- The Serum Institute of India will manufacture the key ingredient of Novavax's experimental coronavirus vaccine, giving the U.S. biotech the capacity to make more than 2 billion doses per year starting in 2021, the company said Tuesday. Novavax's vaccine is currently in Phase 2 trials.
- The partnership expands a deal that had previously focused on development and commercialization in India and low- to middle-income countries. Novavax has also partnered with Takeda and acquired Czech-based Praha Vaccines to help produce its vaccine. The Praha deal provided enough capacity to produce 1 billion doses.
- If Novavax's vaccine is proven safe and effective against COVID-19, the company would now have manufacturing capacity to rival leaders like Pfizer and AstraZeneca. However, those drugamkers have already advanced to the late-stage trials that could be used to gain authorization for wide use, while Novavax expects to begin similar trials "in coming weeks," CEO Stanley Erck said in a statement.
Novavax's vaccine is composed of two parts: a protein called an antigen that resembles the SARS-CoV-2 virus' characteristic "spike" protein, and a substance known as an adjuvant that enhances immune response.
The deal with the Serum Institute increases the number of antigen production sites the company can utilize to six, with capacity in Asia, Europe and the U.S. Adjuvant manufacturing, meanwhile, is taking place at three sites: a Novavax-owned factory in Sweden, partner facilities in the U.S. and Denmark, plus a third plant that makes key supplies.
The Maryland-based company is one of the smaller ones in a worldwide push to deliver a coronavirus vaccine.

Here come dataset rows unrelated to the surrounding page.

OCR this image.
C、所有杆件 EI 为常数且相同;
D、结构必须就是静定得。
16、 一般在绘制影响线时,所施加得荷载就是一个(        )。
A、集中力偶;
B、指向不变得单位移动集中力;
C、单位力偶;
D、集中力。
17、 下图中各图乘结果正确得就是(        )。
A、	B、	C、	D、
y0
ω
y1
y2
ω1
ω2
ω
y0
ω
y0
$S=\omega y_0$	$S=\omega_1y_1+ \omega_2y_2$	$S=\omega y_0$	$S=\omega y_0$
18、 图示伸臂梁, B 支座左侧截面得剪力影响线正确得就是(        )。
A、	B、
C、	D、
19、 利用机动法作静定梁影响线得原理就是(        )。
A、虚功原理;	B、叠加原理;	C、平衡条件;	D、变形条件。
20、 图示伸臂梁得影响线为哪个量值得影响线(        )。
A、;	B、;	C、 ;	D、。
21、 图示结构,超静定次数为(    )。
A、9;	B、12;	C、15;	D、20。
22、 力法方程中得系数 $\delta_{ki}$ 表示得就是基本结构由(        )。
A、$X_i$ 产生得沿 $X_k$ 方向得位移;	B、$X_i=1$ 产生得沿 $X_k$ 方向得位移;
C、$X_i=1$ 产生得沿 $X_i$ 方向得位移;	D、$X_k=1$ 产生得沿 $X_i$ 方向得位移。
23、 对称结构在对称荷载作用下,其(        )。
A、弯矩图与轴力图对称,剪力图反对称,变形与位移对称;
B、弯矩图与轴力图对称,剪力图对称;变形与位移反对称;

And unlike Germany's BioNTech or the University of Oxford, Novavax hasn't signed a deal with a traditional big pharma partner to take on global manufacturing and commercialization. Its previous deals with the Serum Institute and Takeda were regional in nature, aimed at Japan, India and low- to middle-income countries.

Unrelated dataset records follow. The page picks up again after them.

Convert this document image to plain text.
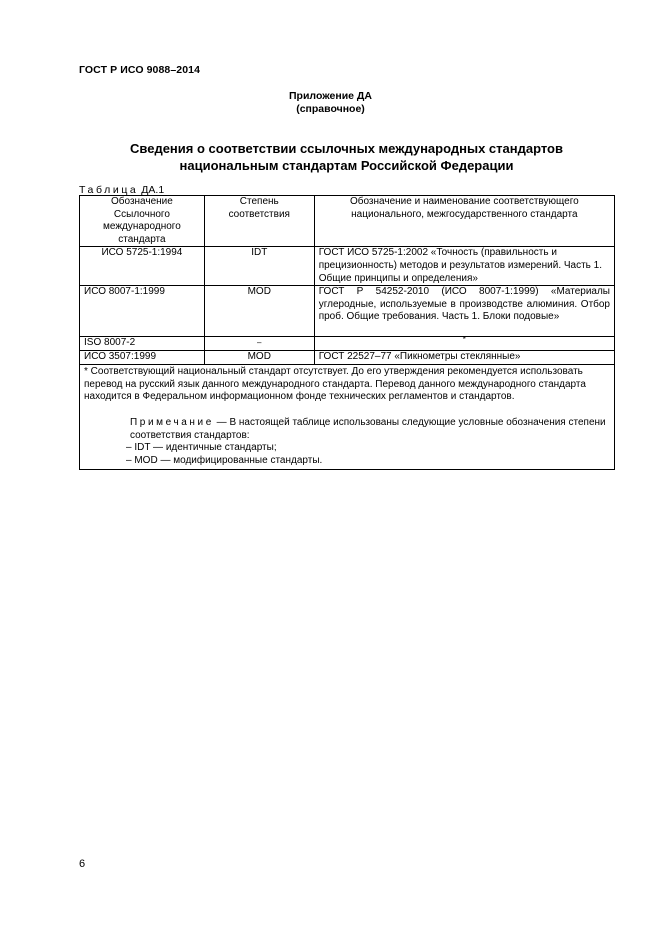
ГОСТ Р ИСО 9088–2014
Приложение ДА
(справочное)
Сведения о соответствии ссылочных международных стандартов
национальным стандартам Российской Федерации
Таблица ДА.1
Обозначение Ссылочного международного стандарта	Степень соответствия	Обозначение и наименование соответствующего национального, межгосударственного стандарта
ИСО 5725-1:1994	IDT	ГОСТ ИСО 5725-1:2002 «Точность (правильность и прецизионность) методов и результатов измерений. Часть 1. Общие принципы и определения»
ИСО 8007-1:1999	MOD	ГОСТ Р 54252-2010 (ИСО 8007-1:1999) «Материалы углеродные, используемые в производстве алюминия. Отбор проб. Общие требования. Часть 1. Блоки подовые»
ISO 8007-2	–	*

ИСО 3507:1999	MOD	ГОСТ 22527–77 «Пикнометры стеклянные»

* Соответствующий национальный стандарт отсутствует. До его утверждения рекомендуется использовать перевод на русский язык данного международного стандарта. Перевод данного международного стандарта находится в Федеральном информационном фонде технических регламентов и стандартов.
Примечание — В настоящей таблице использованы следующие условные обозначения степени соответствия стандартов:
– IDT — идентичные стандарты;
– MOD — модифицированные стандарты.		
6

Novavax has, however, matched its larger rivals in raising cash to support its vaccine ambitions. The U.S. government's Operation Warp Speed initiative pledged $1.6 billion to Novavax, while the Coalition for Epidemic Preparedness Innovations has added $388 million. Stock offerings by the company have raised nearly $600 million this year.

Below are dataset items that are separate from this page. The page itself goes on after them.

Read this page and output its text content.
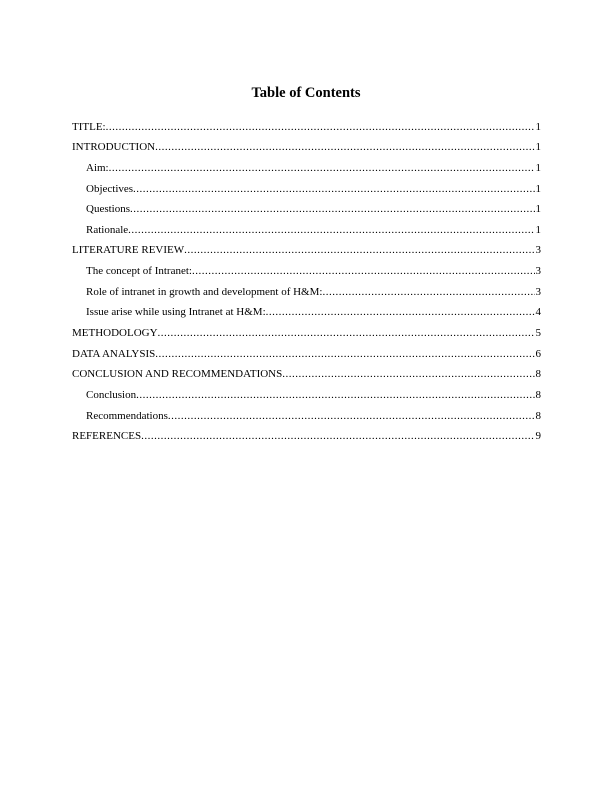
Table of Contents
TITLE: .....	1
INTRODUCTION .....	1
Aim: .....	1
Objectives .....	1
Questions .....	1
Rationale .....	1
LITERATURE REVIEW .....	3
The concept of Intranet: .....	3
Role of intranet in growth and development of H&M: .....	3
Issue arise while using Intranet at H&M: .....	4
METHODOLOGY .....	5
DATA ANALYSIS .....	6
CONCLUSION AND RECOMMENDATIONS .....	8
Conclusion .....	8
Recommendations .....	8
REFERENCES .....	9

The next few months will be crucial for Novavax to show it can keep pace with other developers. Assuming the Phase 2 trials currently underway support earlier findings that its shot is safe and stimulates an immune response, Novavax will likely run a 30,000-patient Phase 3 trial to prove whether NVX-CoV2373 can prevent cases of COVID-19.
Due to the pandemic, manufacturers have ramped up production ahead of receiving regulatory authorization, taking the risk that hundreds of millions of doses could go to waste if the vaccines fail in testing. Pfizer and BioNTech have arranged for production of more than 1 billion doses in 2021, AstraZeneca 2 billion and Moderna 500 million to 1 billion a year.